De la producción lírica del francés solo un título ha logrado establecerse en el repertorio de manera firme, Samson et Dalila (1877). Henry VIII, que también entró en el repertorio en su momento, se repone ocasionalmente, en Francia (hay un DVD grabado en el Teatro Imperial de Compiègne) y fuera –aún se recuerdan las representaciones en el Liceo de Barcelona con Montserrat Caballé–. Los expertos consideran que su mejor título es Ascanio, del que ahora se publica la primera grabación hasta donde sé (B Records). Sin embargo, para su primera integral del compositor, Ediciones Singulares se fijó en un título en el que creyó hasta su fallecimiento y que no encontró el éxito esperado: Proserpine.

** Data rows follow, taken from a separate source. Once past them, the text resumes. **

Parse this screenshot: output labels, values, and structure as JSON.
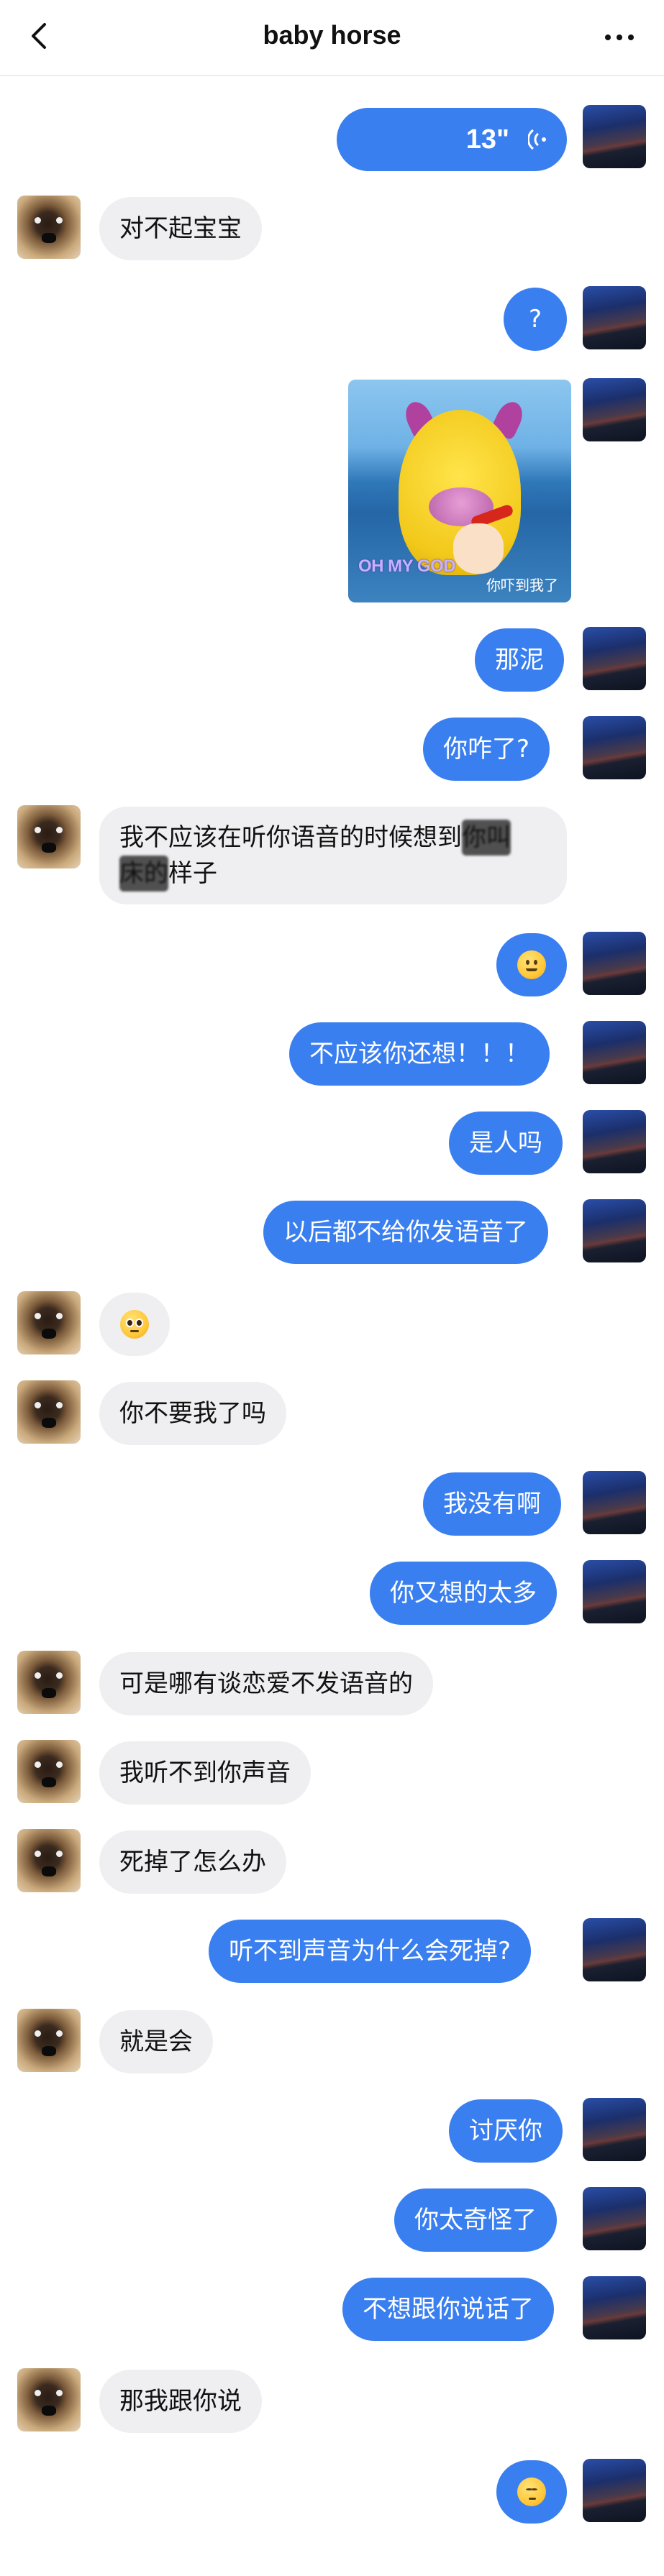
{
  "header": {
    "title": "baby horse"
  },
  "messages": {
    "m01": {
      "duration": "13\""
    },
    "m02": {
      "text": "对不起宝宝"
    },
    "m03": {
      "text": "?"
    },
    "m04": {
      "omg": "OH MY GOD",
      "caption": "你吓到我了"
    },
    "m05": {
      "text": "那泥"
    },
    "m06": {
      "text": "你咋了?"
    },
    "m07": {
      "line1_a": "我不应该在听你语音的时候想到",
      "line1_b": "你叫",
      "line2_a": "床的",
      "line2_b": "样子"
    },
    "m08": {
      "emoji": "slightly-smiling-face"
    },
    "m09": {
      "text": "不应该你还想！！！"
    },
    "m10": {
      "text": "是人吗"
    },
    "m11": {
      "text": "以后都不给你发语音了"
    },
    "m12": {
      "emoji": "pleading-face"
    },
    "m13": {
      "text": "你不要我了吗"
    },
    "m14": {
      "text": "我没有啊"
    },
    "m15": {
      "text": "你又想的太多"
    },
    "m16": {
      "text": "可是哪有谈恋爱不发语音的"
    },
    "m17": {
      "text": "我听不到你声音"
    },
    "m18": {
      "text": "死掉了怎么办"
    },
    "m19": {
      "text": "听不到声音为什么会死掉?"
    },
    "m20": {
      "text": "就是会"
    },
    "m21": {
      "text": "讨厌你"
    },
    "m22": {
      "text": "你太奇怪了"
    },
    "m23": {
      "text": "不想跟你说话了"
    },
    "m24": {
      "text": "那我跟你说"
    },
    "m25": {
      "emoji": "unamused-face"
    }
  },
  "icons": {
    "back": "chevron-left-icon",
    "more": "more-horizontal-icon",
    "voice": "voice-wave-icon"
  },
  "colors": {
    "outgoing_bubble": "#3a7ff0",
    "incoming_bubble": "#efeff1",
    "outgoing_text": "#ffffff",
    "incoming_text": "#111111"
  }
}
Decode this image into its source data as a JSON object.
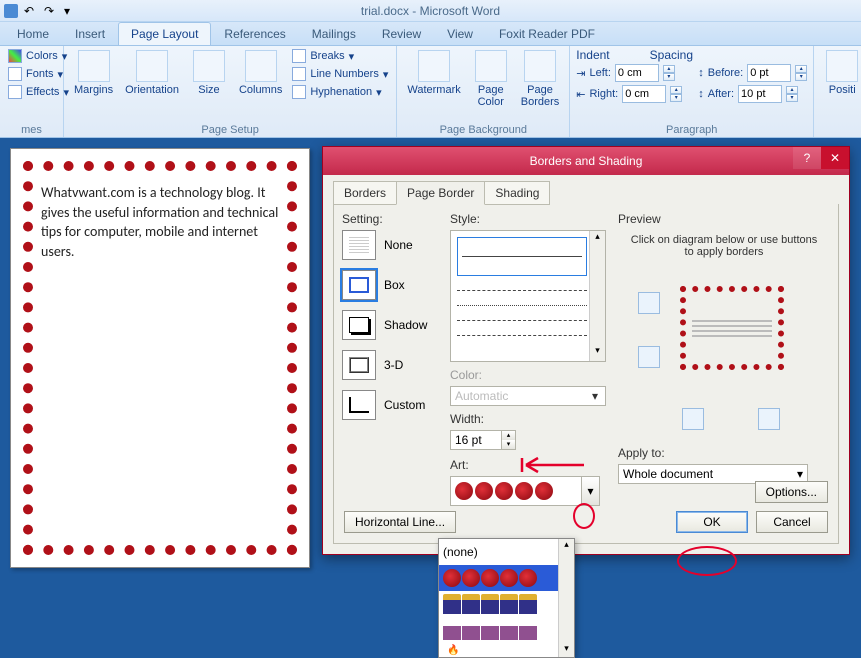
{
  "titlebar": {
    "title": "trial.docx - Microsoft Word"
  },
  "ribbon": {
    "tabs": [
      "Home",
      "Insert",
      "Page Layout",
      "References",
      "Mailings",
      "Review",
      "View",
      "Foxit Reader PDF"
    ],
    "themes": {
      "colors": "Colors",
      "fonts": "Fonts",
      "effects": "Effects",
      "group": "mes"
    },
    "pagesetup": {
      "margins": "Margins",
      "orientation": "Orientation",
      "size": "Size",
      "columns": "Columns",
      "breaks": "Breaks",
      "linenumbers": "Line Numbers",
      "hyphenation": "Hyphenation",
      "group": "Page Setup"
    },
    "pagebg": {
      "watermark": "Watermark",
      "pagecolor": "Page\nColor",
      "pageborders": "Page\nBorders",
      "group": "Page Background"
    },
    "paragraph": {
      "indent": "Indent",
      "spacing": "Spacing",
      "left_lbl": "Left:",
      "left_val": "0 cm",
      "right_lbl": "Right:",
      "right_val": "0 cm",
      "before_lbl": "Before:",
      "before_val": "0 pt",
      "after_lbl": "After:",
      "after_val": "10 pt",
      "group": "Paragraph"
    },
    "arrange": {
      "position": "Positi"
    }
  },
  "doc": {
    "text": "Whatvwant.com is a technology blog. It gives the useful information and technical tips for computer, mobile and internet users."
  },
  "dialog": {
    "title": "Borders and Shading",
    "tabs": {
      "borders": "Borders",
      "pageborder": "Page Border",
      "shading": "Shading"
    },
    "setting": {
      "label": "Setting:",
      "none": "None",
      "box": "Box",
      "shadow": "Shadow",
      "threed": "3-D",
      "custom": "Custom"
    },
    "style": {
      "label": "Style:"
    },
    "color": {
      "label": "Color:",
      "value": "Automatic"
    },
    "width": {
      "label": "Width:",
      "value": "16 pt"
    },
    "art": {
      "label": "Art:",
      "none_option": "(none)"
    },
    "preview": {
      "label": "Preview",
      "hint": "Click on diagram below or use buttons to apply borders"
    },
    "applyto": {
      "label": "Apply to:",
      "value": "Whole document"
    },
    "buttons": {
      "hline": "Horizontal Line...",
      "options": "Options...",
      "ok": "OK",
      "cancel": "Cancel"
    }
  }
}
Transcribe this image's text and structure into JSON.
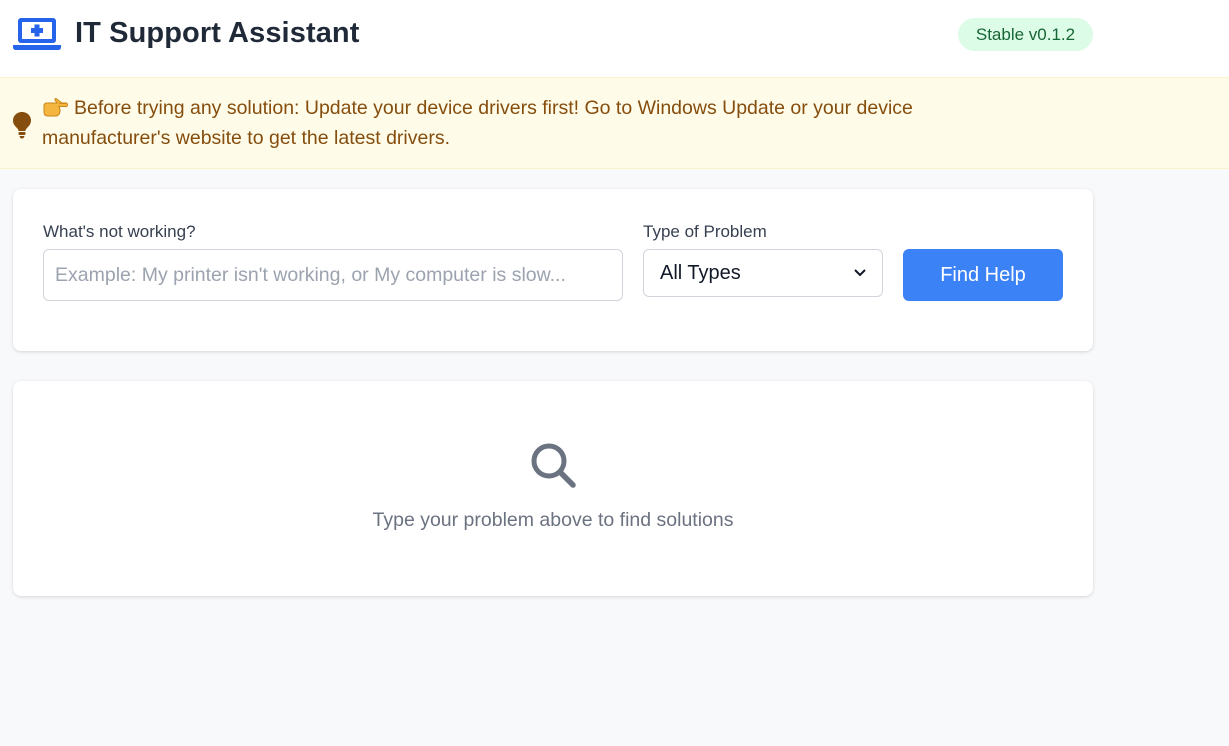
{
  "header": {
    "title": "IT Support Assistant",
    "version_badge": "Stable v0.1.2",
    "logo_icon": "laptop-medical-icon"
  },
  "notice": {
    "icon": "lightbulb-icon",
    "pointer_icon": "pointing-hand-icon",
    "text": "Before trying any solution: Update your device drivers first! Go to Windows Update or your device manufacturer's website to get the latest drivers."
  },
  "search": {
    "problem_label": "What's not working?",
    "problem_placeholder": "Example: My printer isn't working, or My computer is slow...",
    "problem_value": "",
    "type_label": "Type of Problem",
    "type_selected": "All Types",
    "button_label": "Find Help"
  },
  "results": {
    "icon": "search-icon",
    "empty_message": "Type your problem above to find solutions"
  },
  "colors": {
    "accent": "#3b82f6",
    "badge_bg": "#dcfce7",
    "badge_text": "#166534",
    "notice_bg": "#fefce8",
    "notice_text": "#854d0e"
  }
}
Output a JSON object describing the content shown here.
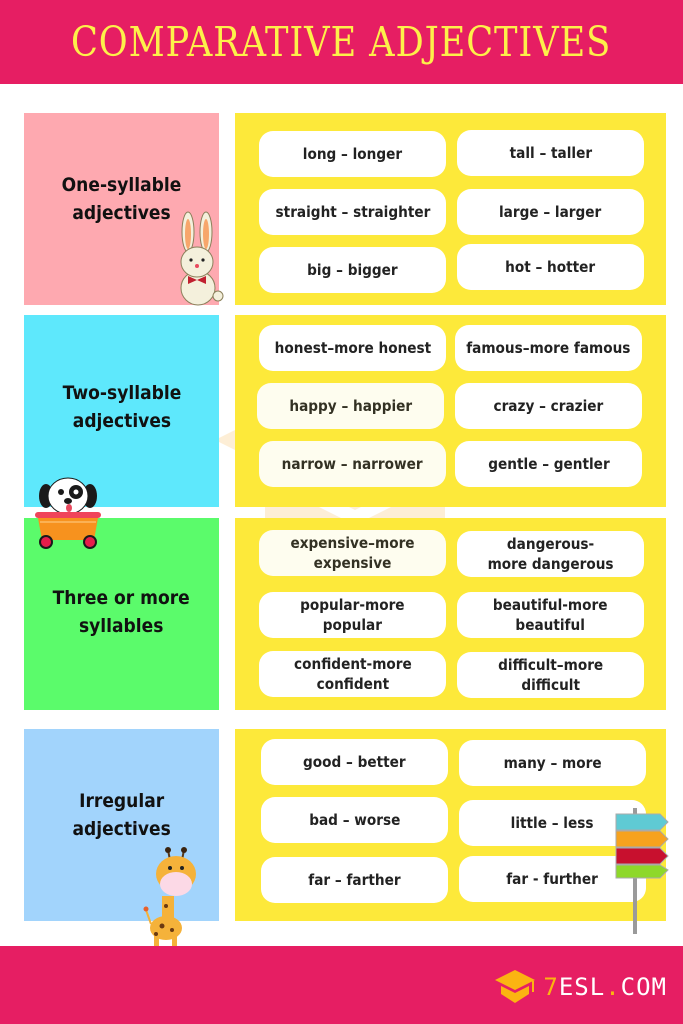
{
  "header": {
    "title": "COMPARATIVE ADJECTIVES"
  },
  "colors": {
    "brand_pink": "#e61e63",
    "title_yellow": "#fdf04a",
    "panel_yellow": "#fde93a",
    "one_syllable_bg": "#fea9b0",
    "two_syllable_bg": "#5ee8fc",
    "three_syllable_bg": "#5bfb6b",
    "irregular_bg": "#a2d4fc",
    "logo_accent": "#fbb411"
  },
  "sections": [
    {
      "label": "One-syllable\nadjectives",
      "items": [
        "long – longer",
        "tall – taller",
        "straight – straighter",
        "large – larger",
        "big – bigger",
        "hot – hotter"
      ]
    },
    {
      "label": "Two-syllable\nadjectives",
      "items": [
        "honest–more honest",
        "famous–more famous",
        "happy – happier",
        "crazy – crazier",
        "narrow – narrower",
        "gentle – gentler"
      ]
    },
    {
      "label": "Three or more\nsyllables",
      "items": [
        "expensive–more\nexpensive",
        "dangerous-\nmore dangerous",
        "popular-more\npopular",
        "beautiful-more\nbeautiful",
        "confident-more\nconfident",
        "difficult–more\ndifficult"
      ]
    },
    {
      "label": "Irregular\nadjectives",
      "items": [
        "good – better",
        "many – more",
        "bad – worse",
        "little – less",
        "far – farther",
        "far - further"
      ]
    }
  ],
  "illustrations": {
    "section_0": "rabbit-with-bowtie",
    "section_1": "dog-in-cart",
    "section_3_left": "giraffe",
    "section_3_right": "signpost"
  },
  "footer": {
    "logo_seven": "7",
    "logo_main": "ESL",
    "logo_dot": ".",
    "logo_tld": "COM",
    "logo_icon": "graduation-cap-icon"
  }
}
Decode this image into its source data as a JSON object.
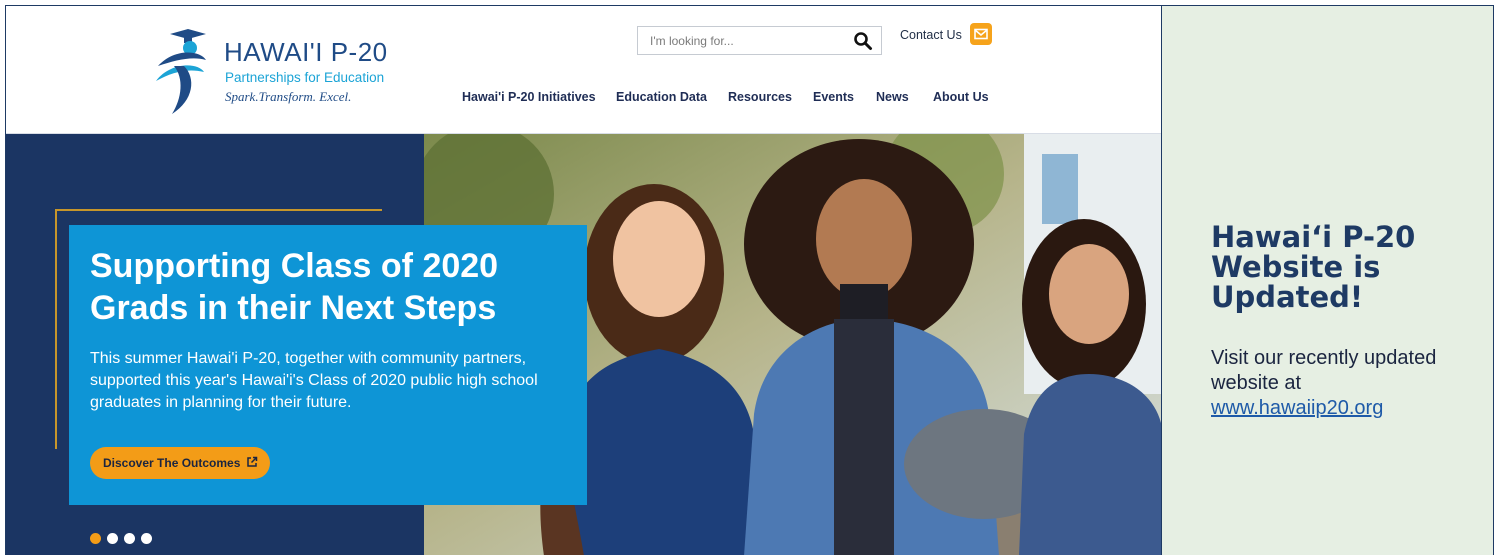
{
  "header": {
    "logo": {
      "title": "HAWAI'I P-20",
      "subtitle": "Partnerships for Education",
      "tagline": "Spark.Transform. Excel."
    },
    "search": {
      "placeholder": "I'm looking for...",
      "value": ""
    },
    "contact_label": "Contact Us",
    "nav": [
      {
        "label": "Hawai'i P-20 Initiatives"
      },
      {
        "label": "Education Data"
      },
      {
        "label": "Resources"
      },
      {
        "label": "Events"
      },
      {
        "label": "News"
      },
      {
        "label": "About Us"
      }
    ]
  },
  "hero": {
    "title": "Supporting Class of 2020 Grads in their Next Steps",
    "text": "This summer Hawai'i P-20, together with community partners, supported this year's Hawai'i's Class of 2020 public high school graduates in planning for their future.",
    "button_label": "Discover The Outcomes",
    "slides_total": 4,
    "slide_active": 1
  },
  "announcement": {
    "title": "Hawai‘i P-20 Website is Updated!",
    "body": "Visit our recently updated website at",
    "link": "www.hawaiip20.org"
  },
  "colors": {
    "navy": "#1b3563",
    "promo_blue": "#0e95d6",
    "accent_orange": "#f39c17",
    "panel_green": "#e6efe3"
  },
  "icons": [
    "logo-figure-icon",
    "search-icon",
    "mail-icon",
    "external-link-icon"
  ]
}
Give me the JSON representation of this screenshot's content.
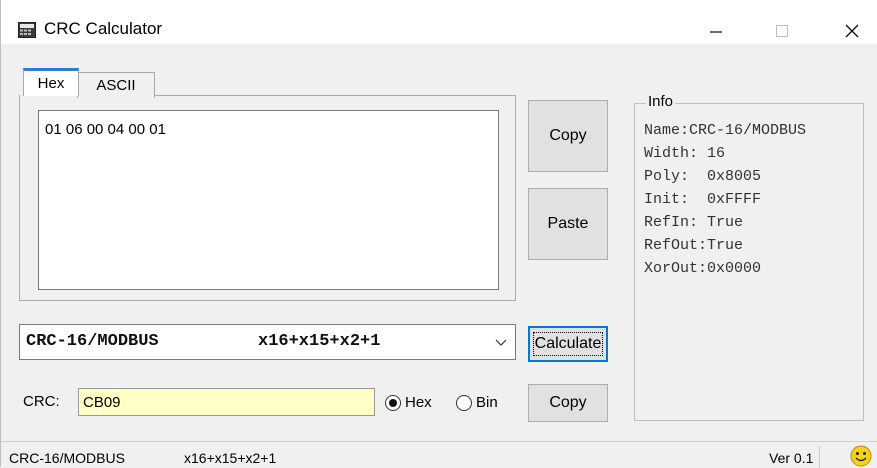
{
  "window": {
    "title": "CRC Calculator",
    "icon": "calculator-icon"
  },
  "tabs": [
    {
      "label": "Hex",
      "active": true
    },
    {
      "label": "ASCII",
      "active": false
    }
  ],
  "input": {
    "hex_value": "01 06 00 04 00 01"
  },
  "buttons": {
    "copy_top": "Copy",
    "paste": "Paste",
    "calculate": "Calculate",
    "copy_bottom": "Copy"
  },
  "info": {
    "label": "Info",
    "lines": [
      "Name:CRC-16/MODBUS",
      "Width: 16",
      "Poly:  0x8005",
      "Init:  0xFFFF",
      "RefIn: True",
      "RefOut:True",
      "XorOut:0x0000"
    ]
  },
  "algorithm_select": {
    "name": "CRC-16/MODBUS",
    "polynomial": "x16+x15+x2+1"
  },
  "crc": {
    "label": "CRC:",
    "value": "CB09",
    "format_options": [
      {
        "label": "Hex",
        "checked": true
      },
      {
        "label": "Bin",
        "checked": false
      }
    ]
  },
  "statusbar": {
    "name": "CRC-16/MODBUS",
    "polynomial": "x16+x15+x2+1",
    "version": "Ver 0.1",
    "icon": "smiley-icon"
  },
  "colors": {
    "tab_accent": "#2b7cd3",
    "crc_field_bg": "#ffffc6",
    "focus_border": "#0078d7"
  }
}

Basada en un éxito literario de Auguste Vacquerie, Saint-Saëns se enamoró de la posibilidad de escribir una ópera ambientada en la Florencia del Renacimiento –el tópico de la Belle Époque hecho ópera– e incluso se desplazó a la capital del Arno para inspirarse musicalmente. La protagonista sería una cortesana a la que todos deseaban pero cuyo amor verdadero no es correspondido: Proserpine ama a Sabatino en secreto, pero este va a casarse con Angiola, hermana de su mejor amigo, Renzo. Ciertamente la historia no tiene nada de original. Ni siquiera el segundo acto, ambientado en el convento en el que la prometida aguarda a que su hermano le anuncie con quién se casará y que fue el único que logró un consenso unánime, insuficiente para ganar el favor del público para toda la ópera. En la primera versión (1887) Proserpina, celosa, apuñalaba a Angiola, lo que a su vez provocaba su apuñalamiento a manos de Sabatino. Dos muertas y una protagonista asesina eran demasiado cruentas para la sociedad parisina de la época, si bien la crítica se cebó con la aparente incapacidad del compositor para escribir según las necesidades del género, tachándolo de excesivamente sinfonista y, para mayor afrenta del honor patrio –con la humillante derrota en Sedán (1870) ante los prusianos escociendo en la memoria– de wagnerianista. Se avivó una agria polémica en la que el compositor tuvo que justificar su obra y Gounod tomó partido públicamente por su colega, defendiéndolo en varios foros.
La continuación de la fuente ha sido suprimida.